There are many other examples of Indonesian words being integrated into English, but when I started learning Indonesian what surprised me more was the amount of English words and terms that have travelled the other way. The first one I noticed was the Indonesian word for the propane gas used for cooking in the majority of households. The word is elpiji, which doesn’t really seem unusual until you say it out loud. It is “LPG” (the acronym in English for liquid petroleum gas) spelled out phonetically. There are many more English-origin words, such as polisi, imigrasi and taksi which are too obvious to explain. One which made me laugh was the Indonesian term for the heated dishes used to keep food warm on a buffet; in English a “chafing dish”, in Indonesian a chef Inggris (literally translated as “English chef”) which is obviously a delightful example of a misunderstanding that goes back centuries.
Those of us who learn Indonesian are extremely thankful that the language uses more or less the same alphabet as English, and for the fact that it is largely phonetic. Taksi is a great example again. It is spelled exactly as it sounds and demonstrates the redundancy of the letter “x” in the Indonesian language. Anyone who can read English can make a decent go of reading Indonesian even if they don’t understand a word, and if you stress the second syllable you’ll be pretty close to the correct pronunciation for most words. Spelling presents a few issues due to pronunciation though. Before you start spelling anything, make it clear which language you are using. If I spell my name out to an Indonesian with English pronunciation of letters it ends up as “iemonn”.

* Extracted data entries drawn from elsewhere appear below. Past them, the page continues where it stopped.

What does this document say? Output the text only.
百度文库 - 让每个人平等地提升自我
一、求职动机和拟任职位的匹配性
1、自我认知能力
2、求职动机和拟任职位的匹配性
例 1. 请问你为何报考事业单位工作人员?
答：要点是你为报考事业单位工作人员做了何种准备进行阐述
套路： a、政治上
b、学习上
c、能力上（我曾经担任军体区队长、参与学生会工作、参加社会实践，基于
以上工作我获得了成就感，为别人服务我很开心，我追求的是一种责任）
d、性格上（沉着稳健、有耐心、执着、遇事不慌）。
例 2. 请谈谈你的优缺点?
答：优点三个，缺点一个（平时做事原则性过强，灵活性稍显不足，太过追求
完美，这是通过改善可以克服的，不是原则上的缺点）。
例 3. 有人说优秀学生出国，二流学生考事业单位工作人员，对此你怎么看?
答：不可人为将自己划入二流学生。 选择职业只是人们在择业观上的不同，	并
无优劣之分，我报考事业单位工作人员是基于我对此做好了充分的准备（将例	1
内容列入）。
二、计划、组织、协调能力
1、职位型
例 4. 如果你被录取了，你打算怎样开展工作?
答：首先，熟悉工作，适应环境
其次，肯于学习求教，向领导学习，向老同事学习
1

Every day I speak to Indonesians in their language and, even though I am fairly sure my accent sounds hilarious to them, for the most part they seem to know what I’m talking about. My driver did however look very puzzled when I tried to send him out to the shop a while ago for some eggs, bread and non-fat milk. I handed him the money and asked him very confidently in Indonesian to go and get some telur, roti and susu bebek lemas. Upon seeing his puzzled expression I said it again, louder and clearer. He looked even more puzzled. I became exasperated, went to the fridge and grabbed the almost empty non-fat milk carton from the shelf. Without looking I put the front of the carton right under his nose and said it again very slowly and very loudly like I was talking to a complete idiot. “SUSU… BEBEK… LEMAS…” He started laughing. I was about to yell at him when I saw the words on the back of the carton. Susu bebas lemak- not susu bebek lemas. I had spoonerised the words and I was confidently telling him to go and buy me some lazy duck’s milk. I had to laugh through my embarrassment and apologise profusely for treating him like an idiot when I had been the idiot all along. I wonder how many times I have done something similar and never realised – I am sure I owe a few more apologies!